Rick Bayless, Eating Matches, (More) Feelings

It turns out Rick Bayless isn’t singularly responsible for my impression that a perfect mole should make everyone cry. It was the film version of Like Water for Chocolate. Apparently it made a lot of sense to me that you would [contains spoiler] wind up eating matches and bursting into flames because the guy who loved but would never run off with you has died in your bed after years of being married to your flatulent sister. I cried and cried when I first watched it in 1992, and I cried and cried when I re-watched it recently, probably only because I was overtired from being out extremely late the night before. Why does everyone else go to bed before I do?

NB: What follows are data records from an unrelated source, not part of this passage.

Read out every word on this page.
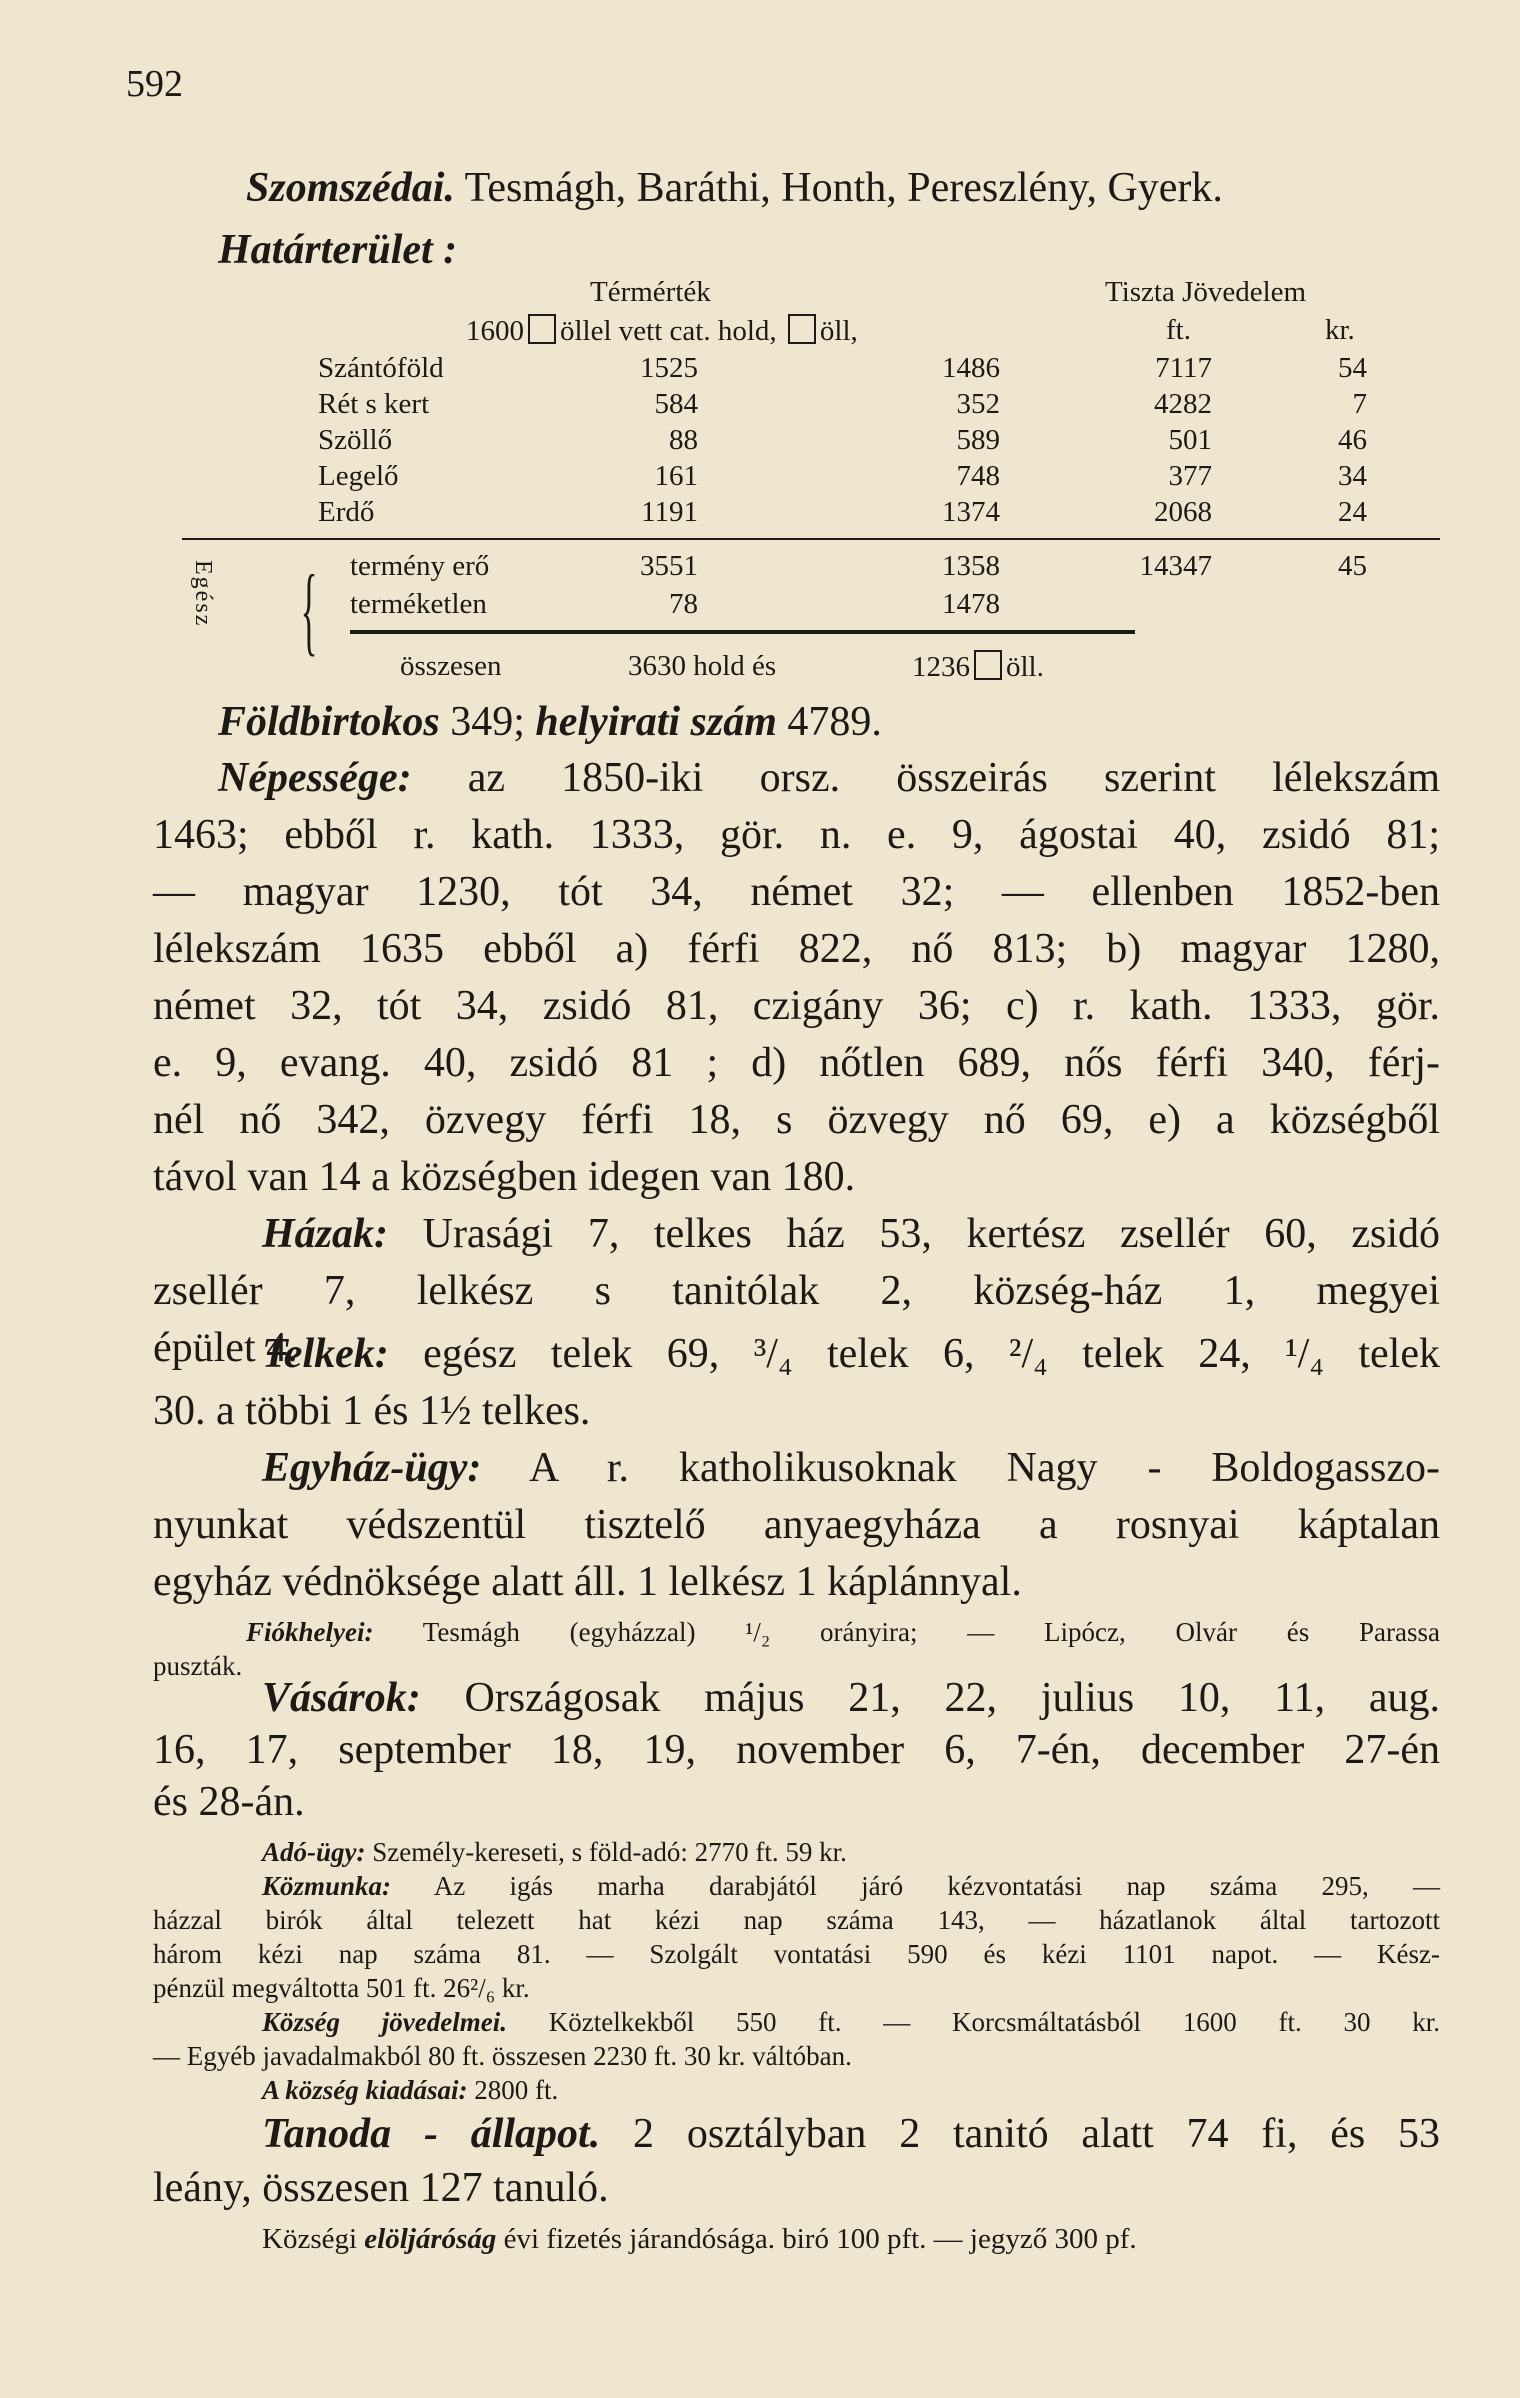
592
Szomszédai. Tesmágh, Baráthi, Honth, Pereszlény, Gyerk.
Határterület :
Térmérték	Tiszta Jövedelem
1600 öllel vett cat. hold, öll,	ft.	kr.
Szántóföld	1525	1486	7117	54
Rét s kert	584	352	4282	7
Szöllő	88	589	501	46
Legelő	161	748	377	34
Erdő	1191	1374	2068	24
Egész { termény erő	3551	1358	14347	45
terméketlen	78	1478
összesen	3630 hold és	1236 öll.
Földbirtokos 349; helyirati szám 4789.
Népessége: az 1850-iki orsz. összeirás szerint lélekszám
1463; ebből r. kath. 1333, gör. n. e. 9, ágostai 40, zsidó 81;
— magyar 1230, tót 34, német 32; — ellenben 1852-ben
lélekszám 1635 ebből a) férfi 822, nő 813; b) magyar 1280,
német 32, tót 34, zsidó 81, czigány 36; c) r. kath. 1333, gör.
e. 9, evang. 40, zsidó 81 ; d) nőtlen 689, nős férfi 340, férj-
nél nő 342, özvegy férfi 18, s özvegy nő 69, e) a községből
távol van 14 a községben idegen van 180.
Házak: Urasági 7, telkes ház 53, kertész zsellér 60, zsidó
zsellér 7, lelkész s tanitólak 2, község-ház 1, megyei
épület 4.
Telkek: egész telek 69, ³/₄ telek 6, ²/₄ telek 24, ¹/₄ telek
30. a többi 1 és 1½ telkes.
Egyház-ügy: A r. katholikusoknak Nagy - Boldogasszo-
nyunkat védszentül tisztelő anyaegyháza a rosnyai káptalan
egyház védnöksége alatt áll. 1 lelkész 1 káplánnyal.
Fiókhelyei: Tesmágh (egyházzal) ¹/₂ orányira; — Lipócz, Olvár és Parassa
puszták.
Vásárok: Országosak május 21, 22, julius 10, 11, aug.
16, 17, september 18, 19, november 6, 7-én, december 27-én
és 28-án.
Adó-ügy: Személy-kereseti, s föld-adó: 2770 ft. 59 kr.
Közmunka: Az igás marha darabjától járó kézvontatási nap száma 295, —
házzal birók által telezett hat kézi nap száma 143, — házatlanok által tartozott
három kézi nap száma 81. — Szolgált vontatási 590 és kézi 1101 napot. — Kész-
pénzül megváltotta 501 ft. 26²/₆ kr.
Község jövedelmei. Köztelkekből 550 ft. — Korcsmáltatásból 1600 ft. 30 kr.
— Egyéb javadalmakból 80 ft. összesen 2230 ft. 30 kr. váltóban.
A község kiadásai: 2800 ft.
Tanoda - állapot. 2 osztályban 2 tanitó alatt 74 fi, és 53
leány, összesen 127 tanuló.
Községi elöljáróság évi fizetés járandósága. biró 100 pft. — jegyző 300 pf.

Years later, I watched Rick Bayless make a mole on Top Chef Masters that made the judges cry, or maybe he was the only one crying? It’s possible he too was crying from being overtired–he had spent a very long day trying to recreate a 70-ingredient mole without a recipe under the stress of competitive TV cooking. But I’d like to imagine it otherwise. I would like to imagine it was the closest he could have come in a reality television setting to Tita’s mole in Like Water for Chocolate, which was prepared not only bra-less, but with so much passion that it sent an entire wedding party into fits of tears—or diarrhea, or lovemaking, or, shoot—it’s been a couple of weeks now and details of the plot are getting a little hazy. I haven’t been cooking very much this summer but maybe I will pull it together and prepare a bra-less mole of my own. I think Laura Esquivel’s book contains some recipes, and if I tried to track that down, I could probably even figure out in advance which effect I might expect in order to tip off any dinner guests with sensitive stomachs or emotions. But wouldn’t that ruin it? Blessed are the match eaters. I think that’s right, but I’m only half Catholic.